Online travel agency Expedia (NASDAQ: EXPE ) reported earnings for the second quarter of 2014 on July 31. Both sales and earnings were remarkably strong during the quarter, and the company continues building the foundations for sustainable growth in the years ahead. Let's take a look at Expedia's latest earnings report and what it means for investors.
Sales during the quarter ended on June 30, increased by a healthy 24%, to $1.49 billion from $1.2 billion in the same quarter last year. Gross bookings, meaning the total dollar value of services booked via the platform, increased 29% year over year to $13.046 billion.
International revenues were $706 million during the quarter, a 30% increase versus $541 million in the second quarter of 2013. The domestic segment produced a 19% increase in sales, from $664 million to $789 million
|Revenue by Geography||2Q 2014||2Q 2013||Growth||% of Revenue|
|Domestic||$789 million||$664 million||19%||53%|
|International||$706 million||$541 million||30%||47%|
|Total||$1495 million||$1205 million||24%||100%|
Expedia has three segments: merchant, agency, and advertising and media. The merchant business model is when Expedia buys blocks of rooms and travel tickets and then resells them to customers, while in the agency division, the company allows hotels and other service providers to list their own prices, acting as an intermediary and charging a commission for every transaction. The agency model is proving to be more effective lately, and it was a big growth driver for Expedia during the second quarter.
|Revenue by Segment||2Q 2014||2Q 2013||Growth||% of Revenue|
|Agency||$397 million||$270 million||47%||27%|
|Merchant||$975 million||$855 million||14%||65%|
|Advertising and Media||$123 million||$80 million||54%||8%|
|Total||$1495 million||$1205 million||24%||100%|
Selling and marketing expenses increased substantially in the most recent quarter, growing from $590.5 million in the second quarter of 2013 to $743.6 million, this represents a 26% annual increase and is growing faster than revenues, which means selling and marketing expenses are having a negative impact on profit margins.
On the other hand, cost discipline in other areas allowed Expedia to deliver expanding profit margins at the operating level. Operating margin as a percentage of revenue came in at 8.6%, an increase versus 7.8% in the same quarter last year.
Adjusted earnings per share were $1.03 during the quarter, a big jump of 61% versus the same period in 2013 and comfortably above Wall Street analysts' expectations of $0.76 per share according to data compiled by Thomson Reuters.

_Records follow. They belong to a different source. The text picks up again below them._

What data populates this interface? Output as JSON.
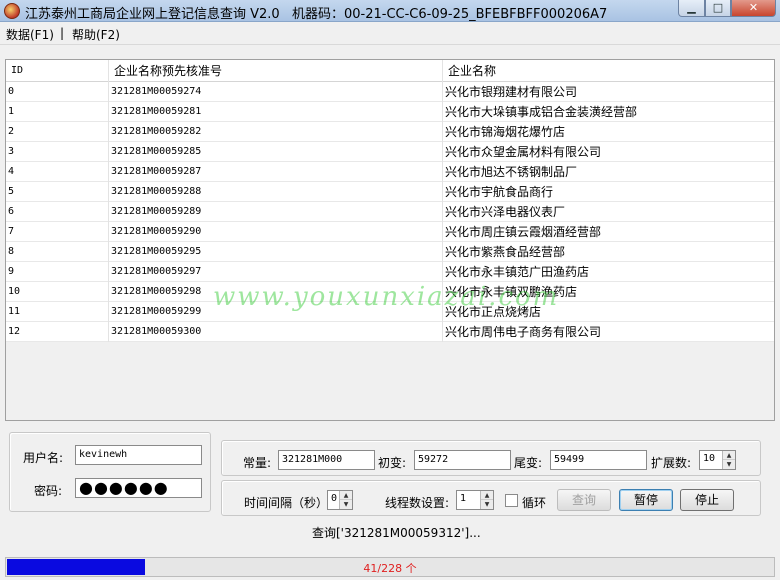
{
  "window": {
    "title": "江苏泰州工商局企业网上登记信息查询 V2.0",
    "machine_code": "机器码：00-21-CC-C6-09-25_BFEBFBFF000206A7",
    "min_glyph": "▁",
    "max_glyph": "□",
    "close_glyph": "✕"
  },
  "menu": {
    "data": "数据(F1)",
    "separator": "|",
    "help": "帮助(F2)"
  },
  "table": {
    "headers": {
      "id": "ID",
      "code": "企业名称预先核准号",
      "name": "企业名称"
    },
    "rows": [
      {
        "id": "0",
        "code": "321281M00059274",
        "name": "兴化市银翔建材有限公司"
      },
      {
        "id": "1",
        "code": "321281M00059281",
        "name": "兴化市大垛镇事成铝合金装潢经营部"
      },
      {
        "id": "2",
        "code": "321281M00059282",
        "name": "兴化市锦海烟花爆竹店"
      },
      {
        "id": "3",
        "code": "321281M00059285",
        "name": "兴化市众望金属材料有限公司"
      },
      {
        "id": "4",
        "code": "321281M00059287",
        "name": "兴化市旭达不锈钢制品厂"
      },
      {
        "id": "5",
        "code": "321281M00059288",
        "name": "兴化市宇航食品商行"
      },
      {
        "id": "6",
        "code": "321281M00059289",
        "name": "兴化市兴泽电器仪表厂"
      },
      {
        "id": "7",
        "code": "321281M00059290",
        "name": "兴化市周庄镇云霞烟酒经营部"
      },
      {
        "id": "8",
        "code": "321281M00059295",
        "name": "兴化市紫燕食品经营部"
      },
      {
        "id": "9",
        "code": "321281M00059297",
        "name": "兴化市永丰镇范广田渔药店"
      },
      {
        "id": "10",
        "code": "321281M00059298",
        "name": "兴化市永丰镇双鹏渔药店"
      },
      {
        "id": "11",
        "code": "321281M00059299",
        "name": "兴化市正点烧烤店"
      },
      {
        "id": "12",
        "code": "321281M00059300",
        "name": "兴化市周伟电子商务有限公司"
      }
    ]
  },
  "watermark": "www.youxunxiazai.com",
  "login": {
    "username_label": "用户名:",
    "username_value": "kevinewh",
    "password_label": "密码:",
    "password_value": "●●●●●●"
  },
  "params": {
    "constant_label": "常量:",
    "constant_value": "321281M000",
    "start_label": "初变:",
    "start_value": "59272",
    "end_label": "尾变:",
    "end_value": "59499",
    "expand_label": "扩展数:",
    "expand_value": "10",
    "interval_label": "时间间隔（秒）:",
    "interval_value": "0",
    "threads_label": "线程数设置:",
    "threads_value": "1",
    "loop_label": "循环",
    "loop_checked": false,
    "query_button": "查询",
    "pause_button": "暂停",
    "stop_button": "停止"
  },
  "status": {
    "query_text": "查询['321281M00059312']..."
  },
  "progress": {
    "text": "41/228 个",
    "current": 41,
    "total": 228
  }
}
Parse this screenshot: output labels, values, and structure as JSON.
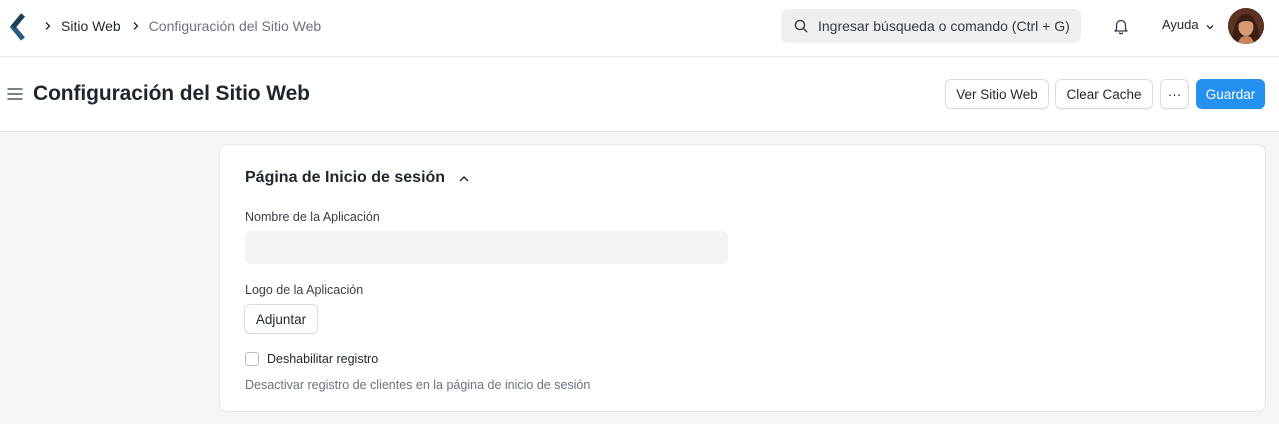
{
  "navbar": {
    "breadcrumbs": [
      "Sitio Web",
      "Configuración del Sitio Web"
    ],
    "search_placeholder": "Ingresar búsqueda o comando (Ctrl + G)",
    "help_label": "Ayuda"
  },
  "page": {
    "title": "Configuración del Sitio Web",
    "actions": {
      "view_site": "Ver Sitio Web",
      "clear_cache": "Clear Cache",
      "more": "···",
      "save": "Guardar"
    }
  },
  "section": {
    "title": "Página de Inicio de sesión",
    "fields": {
      "app_name_label": "Nombre de la Aplicación",
      "app_name_value": "",
      "app_logo_label": "Logo de la Aplicación",
      "attach_label": "Adjuntar",
      "disable_signup_label": "Deshabilitar registro",
      "disable_signup_checked": false,
      "disable_signup_description": "Desactivar registro de clientes en la página de inicio de sesión"
    }
  },
  "colors": {
    "primary": "#2490ef",
    "logo": "#2a5d84",
    "background": "#f4f5f6"
  }
}
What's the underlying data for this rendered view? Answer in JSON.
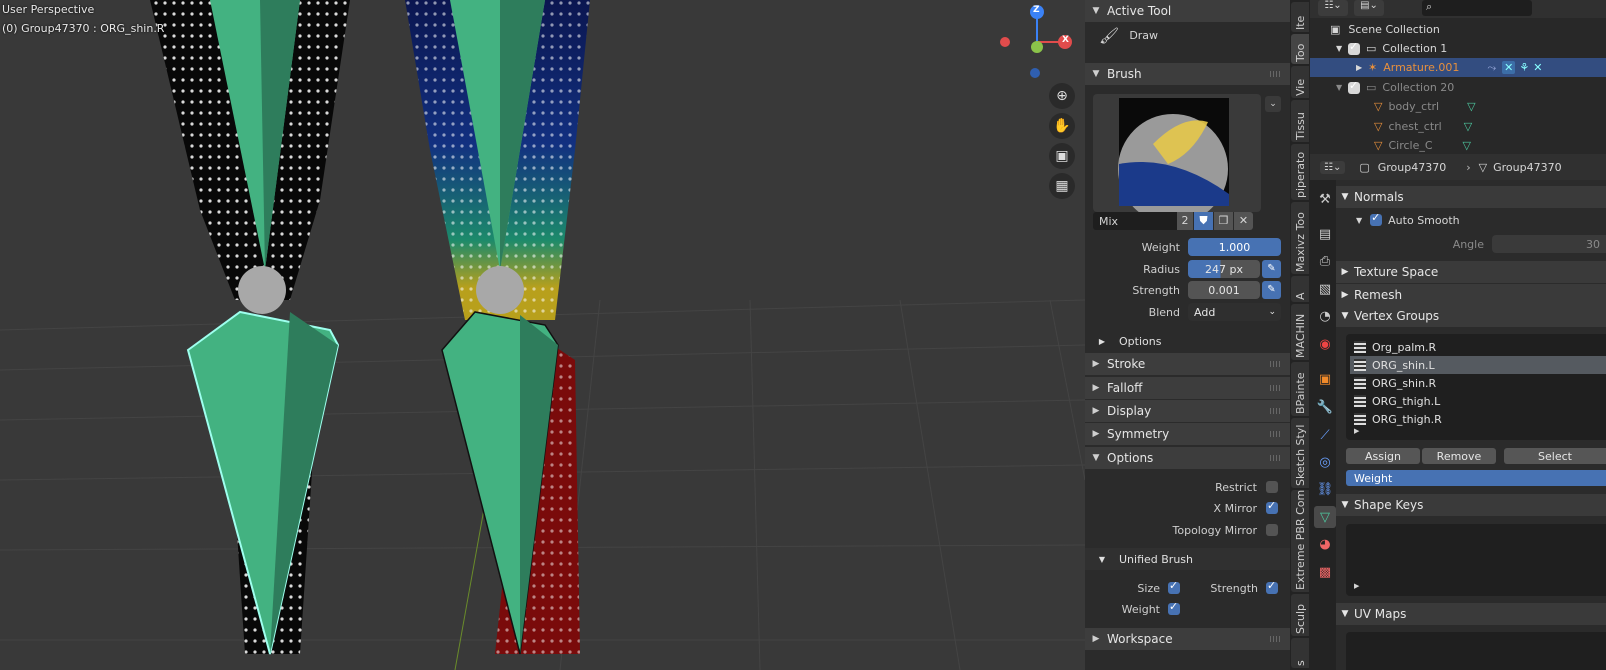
{
  "viewport": {
    "perspective_label": "User Perspective",
    "object_label": "(0) Group47370 : ORG_shin.R",
    "gizmo": {
      "z": "Z",
      "x": "X"
    },
    "nav_icons": [
      "zoom-icon",
      "hand-icon",
      "camera-icon",
      "grid-icon"
    ]
  },
  "tool_panel": {
    "active_tool_header": "Active Tool",
    "active_tool_name": "Draw",
    "brush_header": "Brush",
    "brush_name": "Mix",
    "brush_users": "2",
    "weight_label": "Weight",
    "weight_value": "1.000",
    "radius_label": "Radius",
    "radius_value": "247 px",
    "strength_label": "Strength",
    "strength_value": "0.001",
    "blend_label": "Blend",
    "blend_value": "Add",
    "brush_options_label": "Options",
    "collapsed_sections": [
      "Stroke",
      "Falloff",
      "Display",
      "Symmetry"
    ],
    "options_header": "Options",
    "restrict_label": "Restrict",
    "restrict_checked": false,
    "xmirror_label": "X Mirror",
    "xmirror_checked": true,
    "topology_label": "Topology Mirror",
    "topology_checked": false,
    "unified_header": "Unified Brush",
    "unified_size_label": "Size",
    "unified_strength_label": "Strength",
    "unified_weight_label": "Weight",
    "workspace_header": "Workspace"
  },
  "side_tabs": [
    "Ite",
    "Too",
    "Vie",
    "Tissu",
    "piperato",
    "Maxivz Too",
    "A",
    "MACHIN",
    "BPainte",
    "Sketch Styl",
    "Extreme PBR Com",
    "Sculp",
    "s"
  ],
  "outliner": {
    "rows": [
      {
        "label": "Scene Collection"
      },
      {
        "label": "Collection 1"
      },
      {
        "label": "Armature.001"
      },
      {
        "label": "Collection 20"
      },
      {
        "label": "body_ctrl"
      },
      {
        "label": "chest_ctrl"
      },
      {
        "label": "Circle_C"
      }
    ]
  },
  "properties": {
    "breadcrumb_object": "Group47370",
    "breadcrumb_data": "Group47370",
    "normals_header": "Normals",
    "auto_smooth_label": "Auto Smooth",
    "angle_label": "Angle",
    "angle_value": "30",
    "texture_space_header": "Texture Space",
    "remesh_header": "Remesh",
    "vertex_groups_header": "Vertex Groups",
    "vertex_groups": [
      "Org_palm.R",
      "ORG_shin.L",
      "ORG_shin.R",
      "ORG_thigh.L",
      "ORG_thigh.R"
    ],
    "selected_group": "ORG_shin.L",
    "assign_label": "Assign",
    "remove_label": "Remove",
    "select_label": "Select",
    "weight_field_label": "Weight",
    "shape_keys_header": "Shape Keys",
    "uv_maps_header": "UV Maps"
  },
  "colors": {
    "accent_blue": "#4772b3",
    "bone_green": "#43b281",
    "armature_orange": "#e8903c"
  }
}
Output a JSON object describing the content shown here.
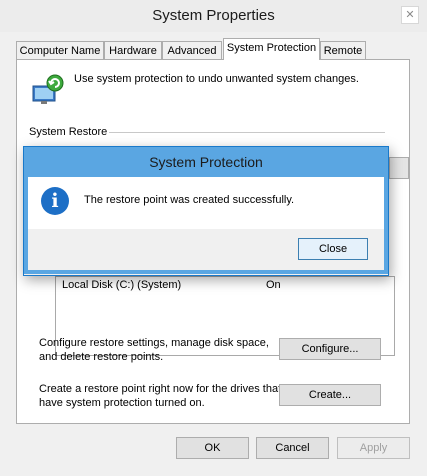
{
  "window": {
    "title": "System Properties",
    "close_glyph": "✕"
  },
  "tabs": [
    {
      "label": "Computer Name"
    },
    {
      "label": "Hardware"
    },
    {
      "label": "Advanced"
    },
    {
      "label": "System Protection"
    },
    {
      "label": "Remote"
    }
  ],
  "active_tab": "System Protection",
  "panel": {
    "intro": "Use system protection to undo unwanted system changes.",
    "system_restore_label": "System Restore",
    "drive": {
      "name": "Local Disk (C:) (System)",
      "status": "On"
    },
    "configure_text_1": "Configure restore settings, manage disk space,",
    "configure_text_2": "and delete restore points.",
    "configure_button": "Configure...",
    "create_text_1": "Create a restore point right now for the drives that",
    "create_text_2": "have system protection turned on.",
    "create_button": "Create..."
  },
  "footer": {
    "ok": "OK",
    "cancel": "Cancel",
    "apply": "Apply"
  },
  "dialog": {
    "title": "System Protection",
    "icon": "info-icon",
    "icon_glyph": "i",
    "message": "The restore point was created successfully.",
    "close_button": "Close"
  },
  "colors": {
    "dialog_border": "#5aa6e2",
    "info_blue": "#1d6fc6"
  }
}
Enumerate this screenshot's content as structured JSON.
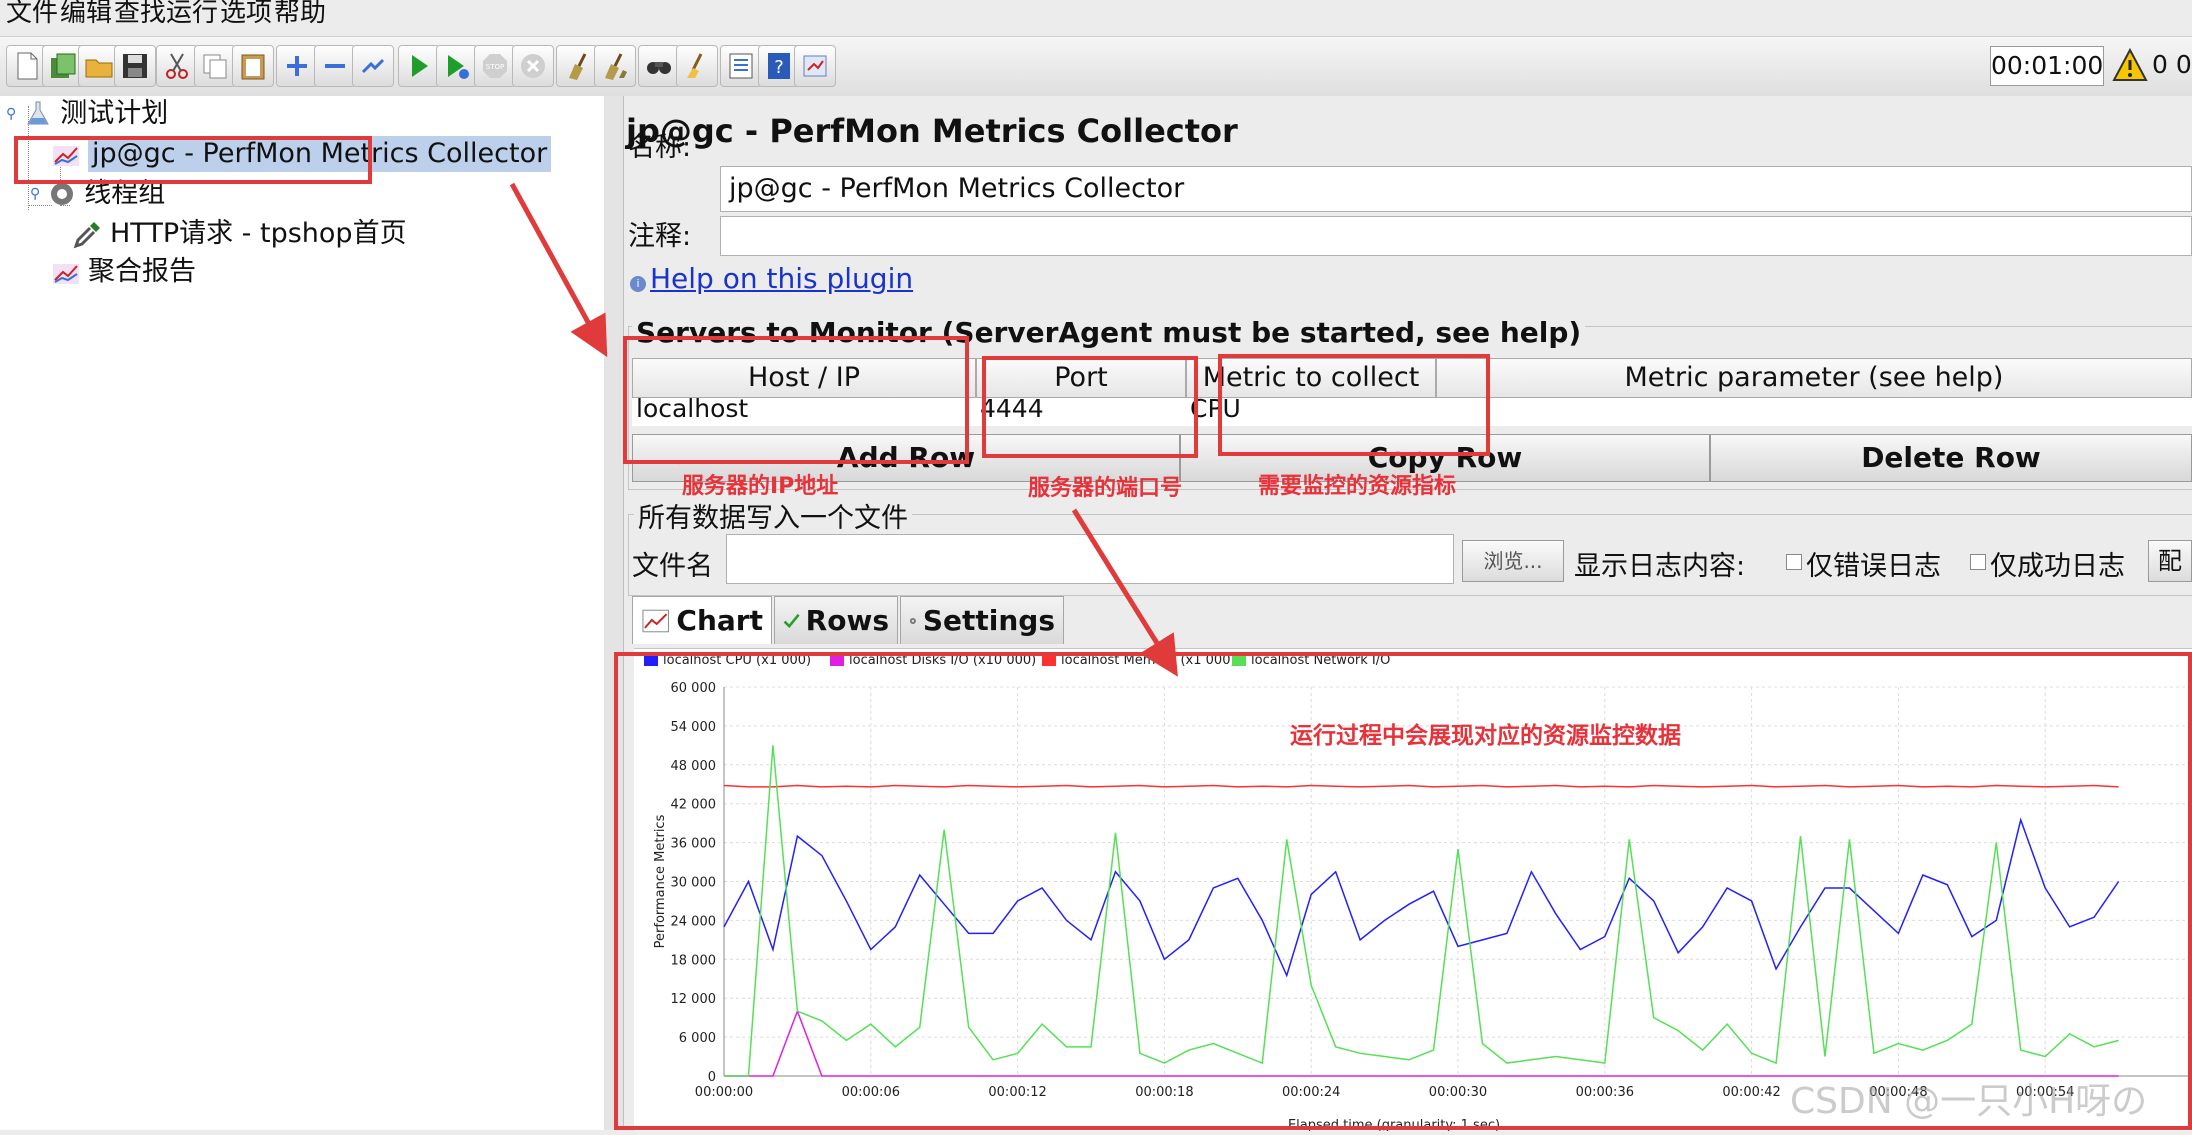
{
  "menu": [
    "文件",
    "编辑",
    "查找",
    "运行",
    "选项",
    "帮助"
  ],
  "toolbar": {
    "icons": [
      "new-icon",
      "templates-icon",
      "open-icon",
      "save-icon",
      "cut-icon",
      "copy-icon",
      "paste-icon",
      "expand-icon",
      "collapse-icon",
      "toggle-icon",
      "start-icon",
      "start-no-pause-icon",
      "stop-icon",
      "shutdown-icon",
      "clear-icon",
      "clear-all-icon",
      "search-icon",
      "reset-search-icon",
      "function-helper-icon",
      "help-icon",
      "remote-icon"
    ],
    "timer": "00:01:00",
    "warning_count": "0 0"
  },
  "tree": {
    "root": "测试计划",
    "collector": "jp@gc - PerfMon Metrics Collector",
    "thread_group": "线程组",
    "http_request": "HTTP请求 - tpshop首页",
    "aggregate_report": "聚合报告"
  },
  "panel": {
    "title": "jp@gc - PerfMon Metrics Collector",
    "name_label": "名称:",
    "name_value": "jp@gc - PerfMon Metrics Collector",
    "comment_label": "注释:",
    "comment_value": "",
    "help_link": "Help on this plugin",
    "servers_title": "Servers to Monitor (ServerAgent must be started, see help)",
    "columns": [
      "Host / IP",
      "Port",
      "Metric to collect",
      "Metric parameter (see help)"
    ],
    "row": {
      "host": "localhost",
      "port": "4444",
      "metric": "CPU",
      "param": ""
    },
    "buttons": {
      "add": "Add Row",
      "copy": "Copy Row",
      "delete": "Delete Row"
    },
    "file_section_title": "所有数据写入一个文件",
    "file_label": "文件名",
    "file_value": "",
    "browse_label": "浏览...",
    "log_label": "显示日志内容:",
    "errors_only": "仅错误日志",
    "success_only": "仅成功日志",
    "config_btn": "配",
    "tabs": [
      "Chart",
      "Rows",
      "Settings"
    ]
  },
  "annotations": {
    "ip": "服务器的IP地址",
    "port": "服务器的端口号",
    "metric": "需要监控的资源指标",
    "chart": "运行过程中会展现对应的资源监控数据"
  },
  "watermark": "CSDN @一只小H呀の",
  "chart_data": {
    "type": "line",
    "ylabel": "Performance Metrics",
    "xlabel": "Elapsed time (granularity: 1 sec)",
    "ylim": [
      0,
      60000
    ],
    "yticks": [
      "0",
      "6 000",
      "12 000",
      "18 000",
      "24 000",
      "30 000",
      "36 000",
      "42 000",
      "48 000",
      "54 000",
      "60 000"
    ],
    "xticks": [
      "00:00:00",
      "00:00:06",
      "00:00:12",
      "00:00:18",
      "00:00:24",
      "00:00:30",
      "00:00:36",
      "00:00:42",
      "00:00:48",
      "00:00:54"
    ],
    "x_seconds": [
      0,
      1,
      2,
      3,
      4,
      5,
      6,
      7,
      8,
      9,
      10,
      11,
      12,
      13,
      14,
      15,
      16,
      17,
      18,
      19,
      20,
      21,
      22,
      23,
      24,
      25,
      26,
      27,
      28,
      29,
      30,
      31,
      32,
      33,
      34,
      35,
      36,
      37,
      38,
      39,
      40,
      41,
      42,
      43,
      44,
      45,
      46,
      47,
      48,
      49,
      50,
      51,
      52,
      53,
      54,
      55,
      56,
      57
    ],
    "series": [
      {
        "name": "localhost CPU (x1 000)",
        "color": "#2020ff",
        "values": [
          23000,
          30000,
          19500,
          37000,
          34000,
          27000,
          19500,
          23000,
          31000,
          26500,
          22000,
          22000,
          27000,
          29000,
          24000,
          21000,
          31500,
          27000,
          18000,
          21000,
          29000,
          30500,
          24000,
          15500,
          28000,
          31500,
          21000,
          24000,
          26500,
          28500,
          20000,
          21000,
          22000,
          31500,
          25000,
          19500,
          21500,
          30500,
          27000,
          19000,
          23000,
          29000,
          27000,
          16500,
          23000,
          29000,
          29000,
          25500,
          22000,
          31000,
          29500,
          21500,
          24000,
          39500,
          29000,
          23000,
          24500,
          30000
        ]
      },
      {
        "name": "localhost Disks I/O (x10 000)",
        "color": "#e020e0",
        "values": [
          0,
          0,
          0,
          10000,
          0,
          0,
          0,
          0,
          0,
          0,
          0,
          0,
          0,
          0,
          0,
          0,
          0,
          0,
          0,
          0,
          0,
          0,
          0,
          0,
          0,
          0,
          0,
          0,
          0,
          0,
          0,
          0,
          0,
          0,
          0,
          0,
          0,
          0,
          0,
          0,
          0,
          0,
          0,
          0,
          0,
          0,
          0,
          0,
          0,
          0,
          0,
          0,
          0,
          0,
          0,
          0,
          0,
          0
        ]
      },
      {
        "name": "localhost Memory (x1 000)",
        "color": "#ff3030",
        "values": [
          44800,
          44600,
          44600,
          44800,
          44600,
          44700,
          44600,
          44800,
          44700,
          44600,
          44800,
          44700,
          44600,
          44700,
          44800,
          44600,
          44700,
          44800,
          44600,
          44700,
          44800,
          44600,
          44700,
          44600,
          44800,
          44700,
          44600,
          44700,
          44800,
          44600,
          44700,
          44800,
          44600,
          44700,
          44800,
          44600,
          44700,
          44600,
          44800,
          44700,
          44600,
          44700,
          44800,
          44600,
          44700,
          44800,
          44600,
          44700,
          44800,
          44600,
          44700,
          44600,
          44800,
          44700,
          44600,
          44700,
          44800,
          44600
        ]
      },
      {
        "name": "localhost Network I/O",
        "color": "#55e055",
        "values": [
          0,
          0,
          51000,
          10000,
          8500,
          5500,
          8000,
          4500,
          7500,
          38000,
          7500,
          2500,
          3500,
          8000,
          4500,
          4500,
          37500,
          3500,
          2000,
          4000,
          5000,
          3500,
          2000,
          36500,
          14000,
          4500,
          3500,
          3000,
          2500,
          4000,
          35000,
          5000,
          2000,
          2500,
          3000,
          2500,
          2000,
          36500,
          9000,
          7000,
          4000,
          8000,
          3500,
          2000,
          37000,
          3000,
          36500,
          3500,
          5000,
          4000,
          5500,
          8000,
          36000,
          4000,
          3000,
          6500,
          4500,
          5500
        ]
      }
    ]
  }
}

Competitor Priceline (NASDAQ: PCLN ) is the growth leader in the online travel industry. The company has traditionally focused on international markets and the agency business model, which has proven to be a winning strategy over the long term. Based on data from the second quarter of 2014, Priceline produces 86% of gross bookings in international markets and 84% of total gross bookings via the agency model.
However, Expedia has been closing the gap over the last several quarters, which should come as no surprise considering that both international markets and agency sales are being important growth engines for the company.
The company has consolidated its place in the business via a global network offering access to more than 325,000 accommodations around the world. Scale is a very important factor in the online travel industry, since travelers and industry operators attract each other to the most popular online travel platforms. The bigger the company gets, the more attractive the service becomes to both customers and operators.
In any case, leaving competitive considerations aside, the online travel industry is providing enough opportunities for both Priceline and Expedia to deliver impressive performance, and this is a big positive when it comes to evaluating the two companies and their potential for growth over the years ahead.
Expedia delivered rock-solid financial performance for the second quarter of 2014. Perhaps more important, healthy growth rates in international markets, a growing participation of agency sales in the overall business model, and a strong competitive position in the exciting online travel industry mean the company is well-positioned to continue gaining altitude over the long term.